I manifestanti contro Trump si sono fatti notare fin dai suoi primi comizi, ma agli inizi del 2016, quando la campagna per le primarie è entrata nel vivo, la situazione è degenerata. Secondo i mezzi di informazione americani la maggior parte non fa parte di movimenti organizzati: spesso si tratta di studenti universitari delle città in cui si tiene il comizio. Eppure sono tanti e non passano certo inosservati: il quotidiano New York Times ha parlato di un «flusso quasi costante di contestatori», a causa dei quali i discorsi del candidato repubblicano sono stati interrotti più volte. E così il livello di tensione si è alzato in modo allarmante.

Gli scontri tra contestatori e membri della security, ma anche tra manifestanti e sostenitori di Trump, formano un lungo elenco. A volte si tratta di episodi di lieve portata, come quando una giovane è stata afferrata per i capelli mentre reggeva un cartello anti-Trump a Washington D.C. In Alabama un uomo ha picchiato e cercato di strangolare un contestatore, e il 3 marzo in Kentucky un piccolo gruppo di suprematisti ha aggredito un nero. Il 9 marzo un sostenitore dell’imprenditore miliardario ha preso a pugni una persona di colore, dieci giorni dopo un nero ha picchiato un altro uomo e lo ha preso a calci anche quando era già caduto a terra. E poi c’è il problema delle proteste.

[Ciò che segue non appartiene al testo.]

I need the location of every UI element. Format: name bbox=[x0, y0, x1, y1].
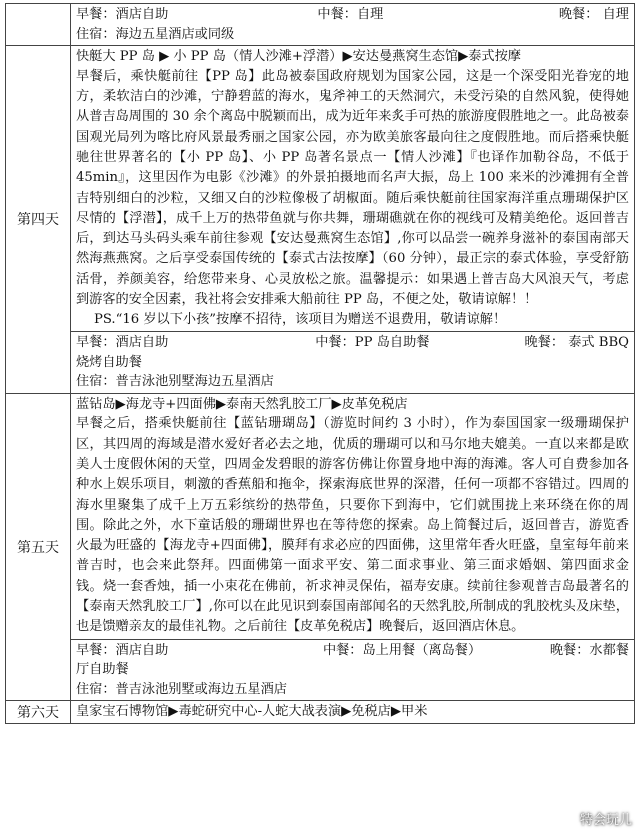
previous-day-content bbox=[71, 4, 635, 46]
row-day-4 bbox=[6, 46, 635, 332]
lunch-text: 中餐：自理 bbox=[317, 7, 384, 22]
day-4-dinner: 晚餐： 泰式 BBQ bbox=[524, 334, 629, 350]
day-5-lunch: 中餐：岛上用餐（离岛餐） bbox=[322, 642, 482, 658]
day-4-route: 快艇大 PP 岛 ▶ 小 PP 岛（情人沙滩+浮潜）▶安达曼燕窝生态馆▶泰式按摩 bbox=[76, 49, 521, 65]
row-previous-day bbox=[6, 4, 635, 46]
meals-line bbox=[76, 5, 629, 25]
dinner-text: 晚餐： 自理 bbox=[558, 7, 629, 22]
breakfast-text: 早餐：酒店自助 bbox=[76, 7, 169, 22]
day-5-route: 蓝钻岛▶海龙寺+四面佛▶泰南天然乳胶工厂▶皮革免税店 bbox=[76, 396, 408, 412]
day-4-meals-line bbox=[76, 333, 629, 353]
day-4-description: 早餐后，乘快艇前往【PP 岛】此岛被泰国政府规划为国家公园，这是一个深受阳光眷宠的地方，柔软洁白的沙滩，宁静碧蓝的海水，鬼斧神工的天然洞穴，未受污染的自然风貌，使得她从普吉岛周围的 30 余个离岛中脱颖而出，成为近年来炙手可热的旅游度假胜地之一。此岛被泰国观光局列为喀比府风景最秀丽之国家公园，亦为欧美旅客最向往之度假胜地。而后搭乘快艇驰往世界著名的【小 PP 岛】、小 PP 岛著名景点一【情人沙滩】『也译作加勒谷岛，不低于 45min』，这里因作为电影《沙滩》的外景拍摄地而名声大振，岛上 100 来米的沙滩拥有全普吉特别细白的沙粒，又细又白的沙粒像极了胡椒面。随后乘快艇前往国家海洋重点珊瑚保护区尽情的【浮潜】，成千上万的热带鱼就与你共舞，珊瑚礁就在你的视线可及精美绝伦。返回普吉后，到达马头码头乘车前往参观【安达曼燕窝生态馆】,你可以品尝一碗养身滋补的泰国南部天然海燕燕窝。之后享受泰国传统的【泰式古法按摩】（60 分钟），最正宗的泰式体验，享受舒筋活骨，养颜美容，给您带来身、心灵放松之旅。温馨提示：如果遇上普吉岛大风浪天气，考虑到游客的安全因素，我社将会安排乘大船前往 PP 岛，不便之处，敬请谅解！！ bbox=[76, 68, 629, 308]
row-day-5-meals bbox=[6, 639, 635, 701]
day-label-5: 第五天 bbox=[6, 393, 71, 701]
watermark bbox=[553, 809, 632, 828]
day-5-dinner: 晚餐：水都餐 bbox=[549, 642, 629, 658]
lodging-text: 住宿：海边五星酒店或同级 bbox=[76, 26, 235, 42]
day-4-lodging: 住宿：普吉泳池别墅海边五星酒店 bbox=[76, 374, 274, 390]
row-day-4-meals bbox=[6, 331, 635, 393]
row-day-6 bbox=[6, 701, 635, 724]
day-5-description: 早餐之后，搭乘快艇前往【蓝钻珊瑚岛】（游览时间约 3 小时），作为泰国国家一级珊瑚保护区，其四周的海域是潜水爱好者必去之地，优质的珊瑚可以和马尔地夫媲美。一直以来都是欧美人士度假休闲的天堂，四周金发碧眼的游客仿佛让你置身地中海的海滩。客人可自费参加各种水上娱乐项目，刺激的香蕉船和拖伞，探索海底世界的深潜，任何一项都不容错过。四周的海水里聚集了成千上万五彩缤纷的热带鱼，只要你下到海中，它们就围拢上来环绕在你的周围。除此之外，水下童话般的珊瑚世界也在等待您的探索。岛上简餐过后，返回普吉，游览香火最为旺盛的【海龙寺+四面佛】，膜拜有求必应的四面佛，这里常年香火旺盛，皇室每年前来普吉时，也会来此祭拜。四面佛第一面求平安、第二面求事业、第三面求婚姻、第四面求金钱。烧一套香烛，插一小束花在佛前，祈求神灵保佑，福寿安康。续前往参观普吉岛最著名的【泰南天然乳胶工厂】,你可以在此见识到泰国南部闻名的天然乳胶,所制成的乳胶枕头及床垫，也是馈赠亲友的最佳礼物。之后前往【皮革免税店】晚餐后，返回酒店休息。 bbox=[76, 416, 629, 635]
day-5-itinerary bbox=[71, 393, 635, 639]
day-6-route: 皇家宝石博物馆▶毒蛇研究中心-人蛇大战表演▶免税店▶甲米 bbox=[76, 704, 428, 720]
day-label-4: 第四天 bbox=[6, 46, 71, 394]
day-5-meals-cont: 厅自助餐 bbox=[76, 662, 129, 678]
day-5-lodging: 住宿：普吉泳池别墅或海边五星酒店 bbox=[76, 681, 287, 697]
day-4-breakfast: 早餐：酒店自助 bbox=[76, 334, 169, 350]
day-4-meals-cont: 烧烤自助餐 bbox=[76, 354, 142, 370]
day-5-meals-line bbox=[76, 641, 629, 661]
row-day-5 bbox=[6, 393, 635, 639]
day-4-lunch: 中餐：PP 岛自助餐 bbox=[315, 334, 430, 350]
day-4-meals-cell bbox=[71, 331, 635, 393]
day-5-breakfast: 早餐：酒店自助 bbox=[76, 642, 169, 658]
watermark-text: 特会玩儿 bbox=[579, 813, 632, 828]
day-4-note: PS.“16 岁以下小孩”按摩不招待，该项目为赠送不退费用，敬请谅解！ bbox=[94, 312, 507, 328]
day-4-itinerary bbox=[71, 46, 635, 332]
day-label-6: 第六天 bbox=[6, 701, 71, 724]
day-cell-empty bbox=[6, 4, 71, 46]
itinerary-table bbox=[5, 3, 635, 724]
wechat-icon bbox=[553, 812, 575, 826]
day-5-meals-cell bbox=[71, 639, 635, 701]
day-6-itinerary bbox=[71, 701, 635, 724]
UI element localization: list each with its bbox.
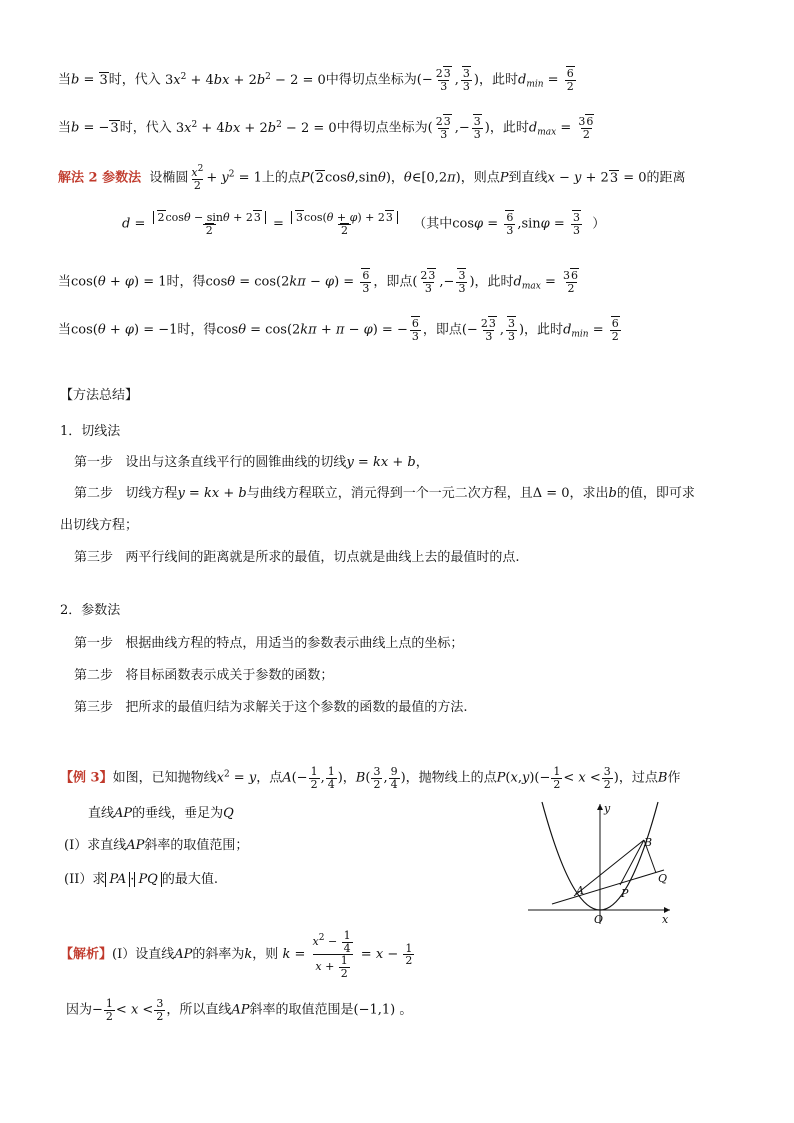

E Trump? Il candidato del Grand Old Party nega che la violenza sia un problema. Anzi, nega addirittura che esista. Al netto di qualche scivolone – come quando ha commentato l’aggressione di un contestatore con le parole «Forse si meritava una ripassata» – la linea sembra essere quella di fingere che sia tutto normale, come nel caso Lewandowski. Per la commentatrice del Washington Post Alexandra Petri la questione si è ridotta a un puro rifiuto dell’evidenza: “Il giorno in cui Trump ha ucciso i fatti“, titola in un post del suo blog. Intanto il tycoon deve vedersela con i suoi avversari nella corsa alla candidatura per il Partito repubblicano e la competizione tra lui, Ted Cruz e John Kasich si fa sempre più accesa. Il 29 marzo i tre sono stati intervistati dall’emittente televisiva CNN e tra loro sono volate scintille: Cruz ha ostentato sicurezza e Trump ha annunciato di non essere più disposto a sostenerlo qualora vinca le primarie. Il prossimo appuntamento delle primarie è il voto in Wisconsin previsto per il prossimo 5 aprile.

In casa democratica, invece, la sfida tra Hillary Clinton e Bernie Sanders somiglia sempre più a un testa a testa: lo dimostrano i risultati in Alaska, Hawaii e nello Stato di Washington dove a sorpresa è stato Sanders a conquistare più delegati. Il senatore del Vermont ha dalla sua il sostegno dei giovani, ma Hillary piace di più alle minoranze. Per ora il vantaggio dell’ex first lady è ancora ampio: Sanders ha superato i mille delegati, la Clinton ne ha già circa 750 in più. Per garantirsi la nomination alle presidenziali ne occorrono 2383. Il prossimo appuntamento elettorale è quello di New York, dove si voterà il 19 aprile. La favorita, in questo caso, è Clinton.